Somewhere in between is that the out-of-band agreements must also be in alignment between the Application and the Implementation. Yes, these agreements such as defining Context elements, get in the way. If done correctly, the use of the Context should align with the restrictions of the underlying system.
For example, a server may require Kerberos authentication. An Implementation of Kerberos will be invoked and this Implementation makes a ticket available through its Context so the Application may send it to the server. Only Implementations that make use of the Context in the way the Application expects can be used by the Application. But only Implementations which do Kerberos can be used.
There's no definition surrounding the Context. There's no rule that prevents us from adding some.
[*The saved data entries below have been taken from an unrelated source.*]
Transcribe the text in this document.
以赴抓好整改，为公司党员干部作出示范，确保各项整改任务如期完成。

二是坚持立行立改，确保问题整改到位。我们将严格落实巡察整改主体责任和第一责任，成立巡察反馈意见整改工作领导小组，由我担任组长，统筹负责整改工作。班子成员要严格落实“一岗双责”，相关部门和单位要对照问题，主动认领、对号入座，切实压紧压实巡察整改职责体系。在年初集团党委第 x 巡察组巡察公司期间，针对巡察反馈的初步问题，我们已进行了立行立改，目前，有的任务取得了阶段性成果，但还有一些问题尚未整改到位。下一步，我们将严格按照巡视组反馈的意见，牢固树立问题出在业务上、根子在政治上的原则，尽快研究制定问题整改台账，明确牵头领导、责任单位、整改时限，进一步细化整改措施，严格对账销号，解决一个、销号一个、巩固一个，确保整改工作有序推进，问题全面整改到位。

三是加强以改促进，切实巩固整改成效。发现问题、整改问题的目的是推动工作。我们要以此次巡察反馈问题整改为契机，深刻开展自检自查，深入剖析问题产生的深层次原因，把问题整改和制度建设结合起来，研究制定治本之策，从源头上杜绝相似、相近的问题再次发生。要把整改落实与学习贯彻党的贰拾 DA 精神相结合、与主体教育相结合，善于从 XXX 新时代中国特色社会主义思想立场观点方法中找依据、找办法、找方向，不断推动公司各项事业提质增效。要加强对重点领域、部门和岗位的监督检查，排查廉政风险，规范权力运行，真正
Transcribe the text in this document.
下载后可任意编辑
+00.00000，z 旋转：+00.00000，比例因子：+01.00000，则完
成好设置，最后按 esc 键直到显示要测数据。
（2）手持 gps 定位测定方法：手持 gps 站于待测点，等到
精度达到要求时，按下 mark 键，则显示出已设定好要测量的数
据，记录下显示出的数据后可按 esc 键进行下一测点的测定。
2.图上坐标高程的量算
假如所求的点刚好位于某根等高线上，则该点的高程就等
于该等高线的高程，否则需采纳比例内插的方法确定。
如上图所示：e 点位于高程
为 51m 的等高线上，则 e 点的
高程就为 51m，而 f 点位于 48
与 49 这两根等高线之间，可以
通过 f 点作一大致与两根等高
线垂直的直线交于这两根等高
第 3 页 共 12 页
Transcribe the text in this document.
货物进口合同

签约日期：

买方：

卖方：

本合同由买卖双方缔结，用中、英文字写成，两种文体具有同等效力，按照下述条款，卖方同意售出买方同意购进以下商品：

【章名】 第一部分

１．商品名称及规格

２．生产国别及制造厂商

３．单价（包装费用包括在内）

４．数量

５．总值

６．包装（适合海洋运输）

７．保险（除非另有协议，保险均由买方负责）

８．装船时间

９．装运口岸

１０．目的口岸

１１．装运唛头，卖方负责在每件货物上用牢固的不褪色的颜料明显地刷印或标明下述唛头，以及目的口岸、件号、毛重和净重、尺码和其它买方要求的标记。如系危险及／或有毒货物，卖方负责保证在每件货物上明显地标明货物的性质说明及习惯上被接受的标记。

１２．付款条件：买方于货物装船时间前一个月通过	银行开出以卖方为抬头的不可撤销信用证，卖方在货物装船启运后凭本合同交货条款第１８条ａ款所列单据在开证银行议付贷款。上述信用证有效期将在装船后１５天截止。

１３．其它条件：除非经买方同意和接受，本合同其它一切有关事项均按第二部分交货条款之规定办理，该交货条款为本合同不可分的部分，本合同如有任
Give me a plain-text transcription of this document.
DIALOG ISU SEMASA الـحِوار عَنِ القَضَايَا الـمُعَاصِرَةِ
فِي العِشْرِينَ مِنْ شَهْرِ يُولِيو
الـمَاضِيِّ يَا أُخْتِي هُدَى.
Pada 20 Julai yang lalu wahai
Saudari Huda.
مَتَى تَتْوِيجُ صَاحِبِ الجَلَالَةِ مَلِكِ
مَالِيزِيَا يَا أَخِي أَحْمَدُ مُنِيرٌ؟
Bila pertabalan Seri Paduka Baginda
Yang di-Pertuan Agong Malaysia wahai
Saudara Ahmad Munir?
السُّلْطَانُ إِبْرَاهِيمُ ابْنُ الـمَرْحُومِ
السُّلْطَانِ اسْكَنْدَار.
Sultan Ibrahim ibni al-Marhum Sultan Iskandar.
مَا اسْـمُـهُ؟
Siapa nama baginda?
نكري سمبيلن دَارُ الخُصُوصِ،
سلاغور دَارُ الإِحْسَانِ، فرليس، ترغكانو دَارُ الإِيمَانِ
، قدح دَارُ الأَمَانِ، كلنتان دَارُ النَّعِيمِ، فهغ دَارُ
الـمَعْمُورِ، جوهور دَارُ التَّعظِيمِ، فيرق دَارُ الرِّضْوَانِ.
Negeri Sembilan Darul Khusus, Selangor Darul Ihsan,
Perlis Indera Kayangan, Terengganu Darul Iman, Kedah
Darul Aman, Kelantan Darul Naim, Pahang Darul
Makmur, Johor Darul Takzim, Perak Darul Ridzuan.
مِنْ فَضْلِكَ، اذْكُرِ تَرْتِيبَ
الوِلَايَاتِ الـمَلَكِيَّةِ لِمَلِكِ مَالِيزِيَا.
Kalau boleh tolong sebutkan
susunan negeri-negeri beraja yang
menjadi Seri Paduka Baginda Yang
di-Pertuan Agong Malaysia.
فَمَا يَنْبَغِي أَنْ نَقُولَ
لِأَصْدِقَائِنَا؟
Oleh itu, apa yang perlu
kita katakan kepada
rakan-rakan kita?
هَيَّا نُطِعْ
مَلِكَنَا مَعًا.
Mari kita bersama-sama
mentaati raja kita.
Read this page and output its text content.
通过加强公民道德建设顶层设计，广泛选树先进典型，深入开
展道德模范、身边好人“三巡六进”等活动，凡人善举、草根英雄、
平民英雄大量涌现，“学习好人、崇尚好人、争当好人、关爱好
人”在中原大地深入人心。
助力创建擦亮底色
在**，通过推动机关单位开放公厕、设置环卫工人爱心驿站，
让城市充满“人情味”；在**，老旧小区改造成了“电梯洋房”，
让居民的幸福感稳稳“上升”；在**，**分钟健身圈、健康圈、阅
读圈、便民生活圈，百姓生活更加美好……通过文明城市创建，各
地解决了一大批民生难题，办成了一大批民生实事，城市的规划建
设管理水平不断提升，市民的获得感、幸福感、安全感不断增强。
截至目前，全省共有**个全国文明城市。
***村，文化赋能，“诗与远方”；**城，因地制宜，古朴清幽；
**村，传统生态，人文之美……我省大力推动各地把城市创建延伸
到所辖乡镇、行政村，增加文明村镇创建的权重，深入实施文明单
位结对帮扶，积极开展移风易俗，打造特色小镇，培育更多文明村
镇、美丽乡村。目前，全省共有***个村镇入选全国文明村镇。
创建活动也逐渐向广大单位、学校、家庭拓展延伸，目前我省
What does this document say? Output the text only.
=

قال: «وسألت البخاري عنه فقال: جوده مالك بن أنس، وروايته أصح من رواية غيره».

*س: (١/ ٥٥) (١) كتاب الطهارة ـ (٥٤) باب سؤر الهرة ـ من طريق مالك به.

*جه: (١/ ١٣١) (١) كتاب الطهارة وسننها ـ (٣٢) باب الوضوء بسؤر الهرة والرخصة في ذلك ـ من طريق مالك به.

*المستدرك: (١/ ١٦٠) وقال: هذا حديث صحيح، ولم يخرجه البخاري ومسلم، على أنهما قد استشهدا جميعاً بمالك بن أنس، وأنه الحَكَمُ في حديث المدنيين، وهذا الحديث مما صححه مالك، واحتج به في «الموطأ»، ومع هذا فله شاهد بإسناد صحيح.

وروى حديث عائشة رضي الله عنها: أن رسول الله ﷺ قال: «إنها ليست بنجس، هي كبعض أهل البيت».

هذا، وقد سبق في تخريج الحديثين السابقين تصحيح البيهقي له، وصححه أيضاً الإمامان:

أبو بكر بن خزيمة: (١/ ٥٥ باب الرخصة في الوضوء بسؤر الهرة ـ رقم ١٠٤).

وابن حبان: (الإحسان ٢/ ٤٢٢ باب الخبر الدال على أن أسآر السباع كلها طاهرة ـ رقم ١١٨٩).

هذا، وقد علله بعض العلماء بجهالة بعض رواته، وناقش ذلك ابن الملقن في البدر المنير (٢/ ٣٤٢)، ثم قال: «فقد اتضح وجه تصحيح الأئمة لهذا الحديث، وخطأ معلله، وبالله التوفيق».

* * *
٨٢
In fact, this is beginning to sound much like the Property identification problem.
If all password-based Authentication Implementations passed the password in the same way, and Kerberos Authentication Implementations passed tickets in the same way, and X.509 servlet implementations passed the HttpRequest the same way, then we would at least have interchangeability among like-Implementations.
We can create object identifiers to represent a specific Context element and assign some specific meaning to it.
| domain/identifier@authority | the name of the fully qualified principal authenticated |
| oid/1.3.6.1.4.122316.1.1.3.3.1.0@osid.org | the name of the fully qualified principal authenticated |
| oid/1.3.6.1.4.122316.1.1.3.3.2.0@osid.org | the password in clear text |
| oid/1.3.6.1.4.122316.1.1.3.3.20.1.0@osid.org | the HttpRequest object |
As with Properties, the domain and authority are included as part of the string to allow for other identification schemes. The important aspect is that there be some way to forge an agreement on the definition and meaning of a Context element and some place we can figure out what's been defined.